Le port de Sète en recul de 6,38 % au 1er trimestre

Le trafic du port de Sète recule de 6,38 % au 1er trimestre : 888 005 tonnes, au lieu de 948 472 tonnes au 1er trimestre 2011. Si les vracs liquides augmentent de 14,44 %, tous les autres trafics chutent nettement : - 22,29 % pour les vracs solides, - 20,96 % pour les marchandises diverses (dont - 39 % pour les marchandises conteneurisées). Le nombre de navires baisse de 29,25 % (375, au lieu de 530).

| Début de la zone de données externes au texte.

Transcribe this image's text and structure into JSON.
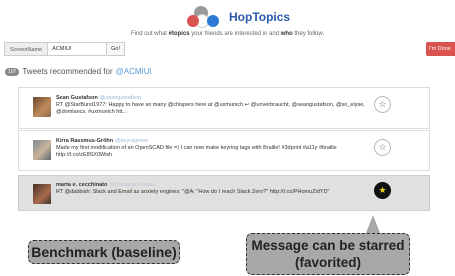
{
  "app": {
    "name": "HopTopics"
  },
  "tagline": {
    "part1": "Find out what ",
    "bold1": "#topics",
    "part2": " your friends are interested in and ",
    "bold2": "who",
    "part3": " they follow."
  },
  "search": {
    "label": "ScreenName",
    "value": "ACMIUI",
    "go_label": "Go!"
  },
  "done_label": "I'm Done",
  "recommendations": {
    "count": "107",
    "title": "Tweets recommended for",
    "handle": "@ACMIUI"
  },
  "tweets": [
    {
      "author": "Sean Gustafson",
      "handle": "@seangustafson",
      "text": "RT @StarBurst1977: Happy to have so many @chispers here at @uxmunich.↩ @unverbraucht, @seangustafson, @so_elyse, @domlancs. #uxmunich htt...",
      "starred": false
    },
    {
      "author": "Kirra Rassmus-Gröhn",
      "handle": "@keyragreen",
      "text": "Made my first modification of an OpenSCAD file =) I can now make keyring tags with Braille! #3dprint #a11y #braille http://t.co/zE8SX0Wish",
      "starred": false
    },
    {
      "author": "marta e. cecchinato",
      "handle": "@martacecchinato",
      "text": "RT @dabbish: Slack and Email as anxiety engines: \"@A: \"How do I reach Slack Zero?\" http://t.co/PHomuZidYD\"",
      "starred": true
    }
  ],
  "icons": {
    "star": "star-icon"
  },
  "callouts": {
    "left": "Benchmark (baseline)",
    "right_line1": "Message can be starred",
    "right_line2": "(favorited)"
  },
  "colors": {
    "accent": "#d9534f",
    "brand_blue": "#2b7bd6",
    "starred_bg": "#111111",
    "star_gold": "#f2d21b"
  }
}
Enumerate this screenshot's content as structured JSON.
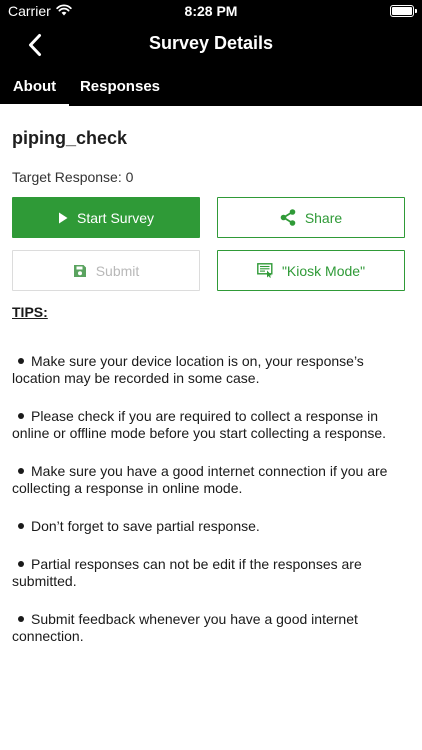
{
  "status_bar": {
    "carrier": "Carrier",
    "time": "8:28 PM"
  },
  "nav": {
    "title": "Survey Details",
    "back_icon": "chevron-left-icon"
  },
  "tabs": [
    {
      "label": "About",
      "selected": true
    },
    {
      "label": "Responses",
      "selected": false
    }
  ],
  "survey": {
    "name": "piping_check",
    "target_response": "Target Response: 0"
  },
  "actions": {
    "start_survey": "Start Survey",
    "share": "Share",
    "submit": "Submit",
    "kiosk_mode": "\"Kiosk Mode\""
  },
  "tips": {
    "heading": "TIPS:",
    "items": [
      "Make sure your device location  is on, your response’s location may be recorded in some case.",
      "Please check if you are required to collect a response in online  or offline mode before you start collecting a response.",
      "Make sure you have a good internet connection if you are collecting a response in online mode.",
      "Don’t forget to save partial response.",
      "Partial responses can not be edit if the responses are submitted.",
      "Submit feedback whenever you have a good internet connection."
    ]
  },
  "colors": {
    "header": "#000000",
    "accent": "#2f9a37",
    "disabled": "#b8b8b8"
  }
}
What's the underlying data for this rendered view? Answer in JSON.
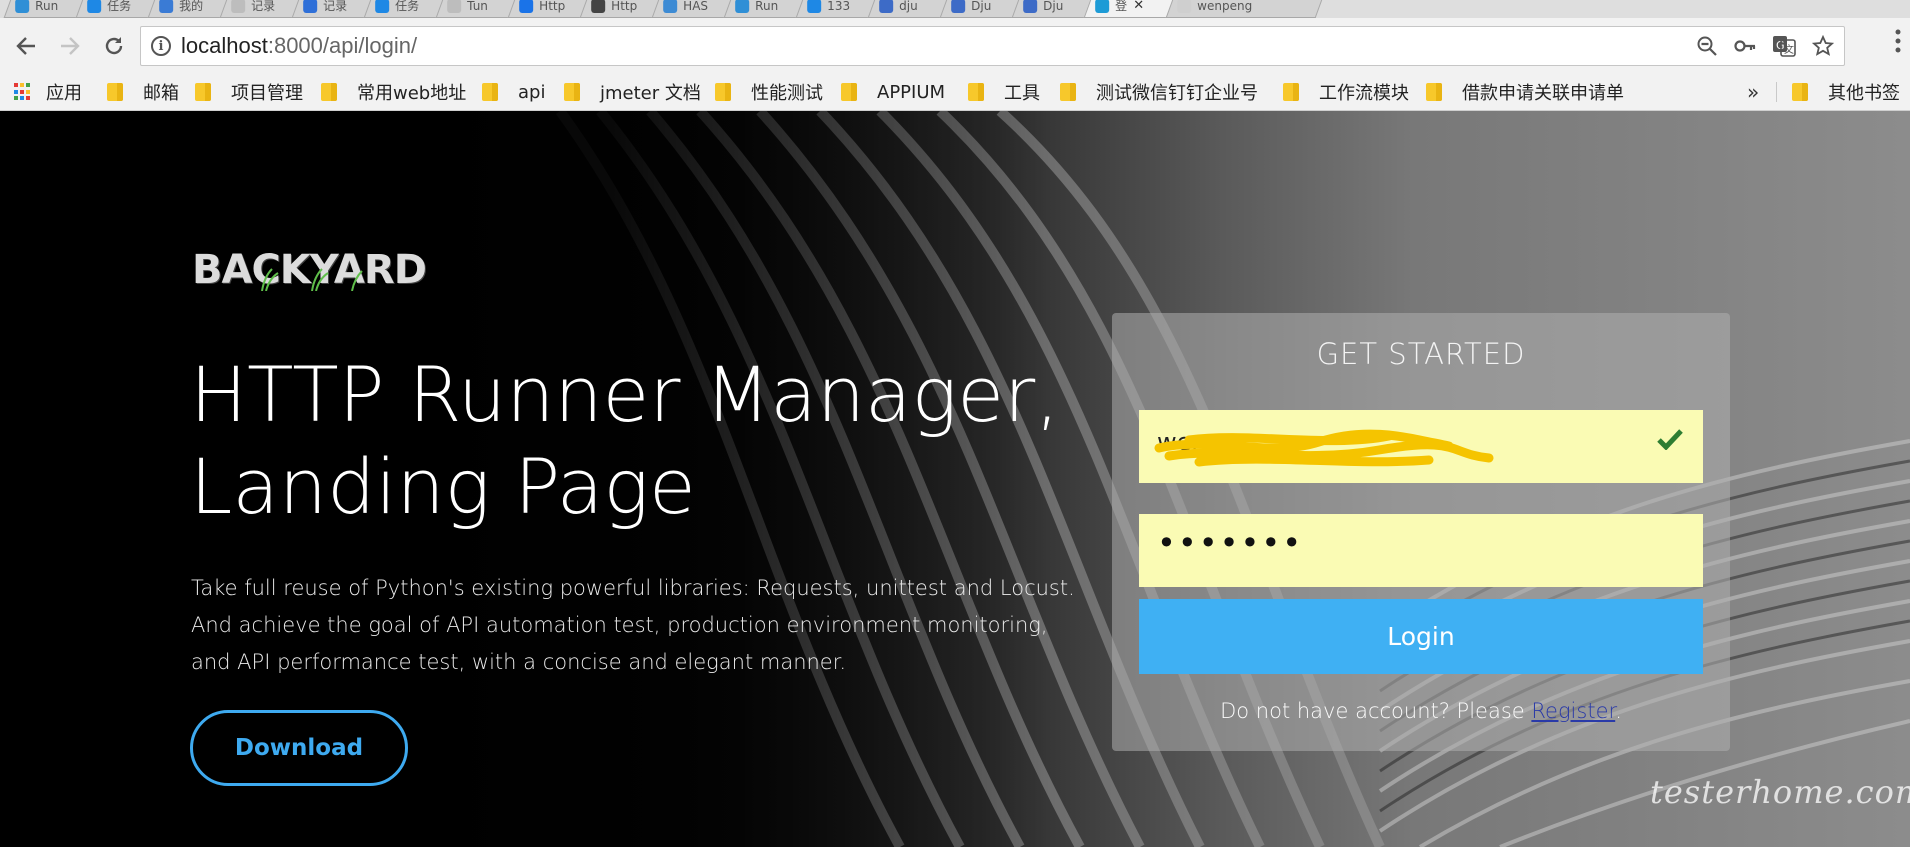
{
  "browser": {
    "tabs": [
      {
        "label": "Run",
        "fav": "#2f8fd6"
      },
      {
        "label": "任务",
        "fav": "#1e88e5"
      },
      {
        "label": "我的",
        "fav": "#3a7bd5"
      },
      {
        "label": "记录",
        "fav": "#bdbdbd"
      },
      {
        "label": "记录",
        "fav": "#2e6fd8"
      },
      {
        "label": "任务",
        "fav": "#1e88e5"
      },
      {
        "label": "Tun",
        "fav": "#bdbdbd"
      },
      {
        "label": "Http",
        "fav": "#1a73e8"
      },
      {
        "label": "Http",
        "fav": "#444444"
      },
      {
        "label": "HAS",
        "fav": "#3d8bd4"
      },
      {
        "label": "Run",
        "fav": "#2f8fd6"
      },
      {
        "label": "133",
        "fav": "#1e88e5"
      },
      {
        "label": "dju",
        "fav": "#3d6bc7"
      },
      {
        "label": "Dju",
        "fav": "#3d6bc7"
      },
      {
        "label": "Dju",
        "fav": "#3d6bc7"
      },
      {
        "label": "登",
        "fav": "#1d9bd6",
        "active": true
      },
      {
        "label": "wenpeng",
        "fav": "#cfcfcf"
      }
    ],
    "active_tab_close": "✕",
    "url_host": "localhost",
    "url_rest": ":8000/api/login/",
    "icons": [
      "zoom-icon",
      "key-icon",
      "translate-icon",
      "star-icon"
    ]
  },
  "bookmarks": {
    "apps_label": "应用",
    "items": [
      {
        "label": "邮箱"
      },
      {
        "label": "项目管理"
      },
      {
        "label": "常用web地址"
      },
      {
        "label": "api"
      },
      {
        "label": "jmeter 文档"
      },
      {
        "label": "性能测试"
      },
      {
        "label": "APPIUM"
      },
      {
        "label": "工具"
      },
      {
        "label": "测试微信钉钉企业号"
      },
      {
        "label": "工作流模块"
      },
      {
        "label": "借款申请关联申请单"
      }
    ],
    "overflow": "»",
    "other": "其他书签"
  },
  "page": {
    "logo": "BACKYARD",
    "title_line1": "HTTP Runner Manager,",
    "title_line2": "Landing Page",
    "desc_line1": "Take full reuse of Python's existing powerful libraries: Requests, unittest and Locust.",
    "desc_line2": "And achieve the goal of API automation test, production environment monitoring,",
    "desc_line3": "and API performance test, with a concise and elegant manner.",
    "download_label": "Download",
    "watermark": "testerhome.com"
  },
  "login": {
    "title": "GET STARTED",
    "email_value": "wen",
    "password_value": "•••••••",
    "login_label": "Login",
    "register_prefix": "Do not have account? Please ",
    "register_link": "Register",
    "register_suffix": "."
  },
  "colors": {
    "accent": "#3fb0f3",
    "input_bg": "#fafbb4",
    "check": "#2e7d32"
  }
}
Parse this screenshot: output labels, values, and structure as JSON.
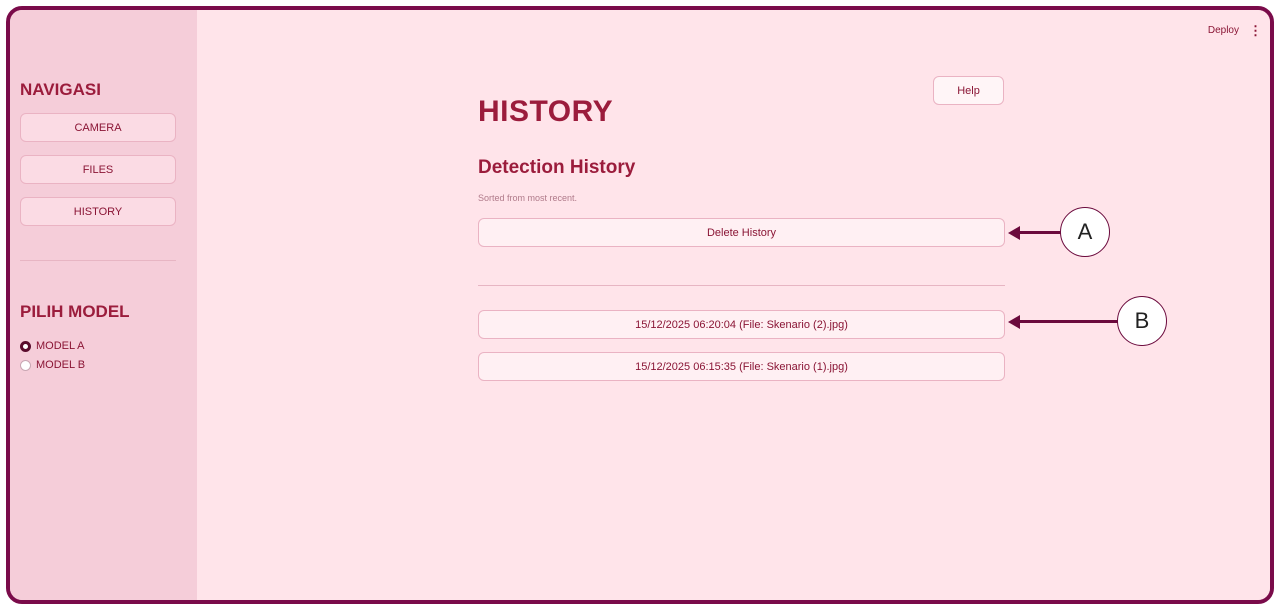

L’arrêt complet des liaisons avec le Maroc (Tanger et Nador), après la saisie conservatoire des trois ferries des compagnies marocaines Comarit et Comanav, est « un drame, indique Marc Chevallier, président de l’EPR Port Sud de France. Ce trafic de 200 000 passagers par an induit du travail sur le port (agents maritimes,…) et en dehors : restaurants, hôtels, gîtes… La demande est très forte sur le Maroc, que ce soit les passagers, le trafic de voitures et les roulants. Le prix du carburant et le coût au kilomètre devenant exorbitants, je suis convaincu qu’il y a des possibilités importantes. » Les trois ferries sont bloqués au port de Sète depuis le 4 janvier. « Cela pose des questions humaines (214 travailleurs marocains à bord, demandant à être payés), techniques (que faire de ces bateaux ?) et juridiques (quel devenir pour ces bateaux si les saisies conservatoires ne sont pas levées ?). »
Le trafic bétail en forme
Marc Chevallier ne cache pas son impatience : « J’enrage. Ça fait quatre mois que ça dure. La saison arrive. La réouverture de la ligne Sète/Tanger/Nador est fondamentale pour l’économie portuaire et régionale. La solution ne dépend ni du gouvernement français, ni du tribunal de commerce de Montpellier. La balle est dans le camp du Maroc. Grandi Navi Veloci a soumissionné un appel d’offres mais n’a pas obtenu le visa de la marine marchande marocaine, qui veut tout faire pour protéger ses compagnies. Il faut laisser les armateurs autres que marocains opérer. » Le terminal fruitier, sous-utilisé après la faillite d’Agrexco, son seul client, à l’été 2011, tente de trouver de nouveaux clients au Medfel, à Perpignan. « RTS (exploitant du terminal, NDLR) devrait réaliser 100 000 tonnes en 2012, alors que le potentiel est de 500 000 tonnes. Cet outil est magnifique, il faut le faire travailler. » Motif d’espoir soulevé par Marc Chevallier : les bonnes tenues des exportations de bétail (+ 32,44 %), avec l’ouverture au marché turc et du trafic de voitures neuves.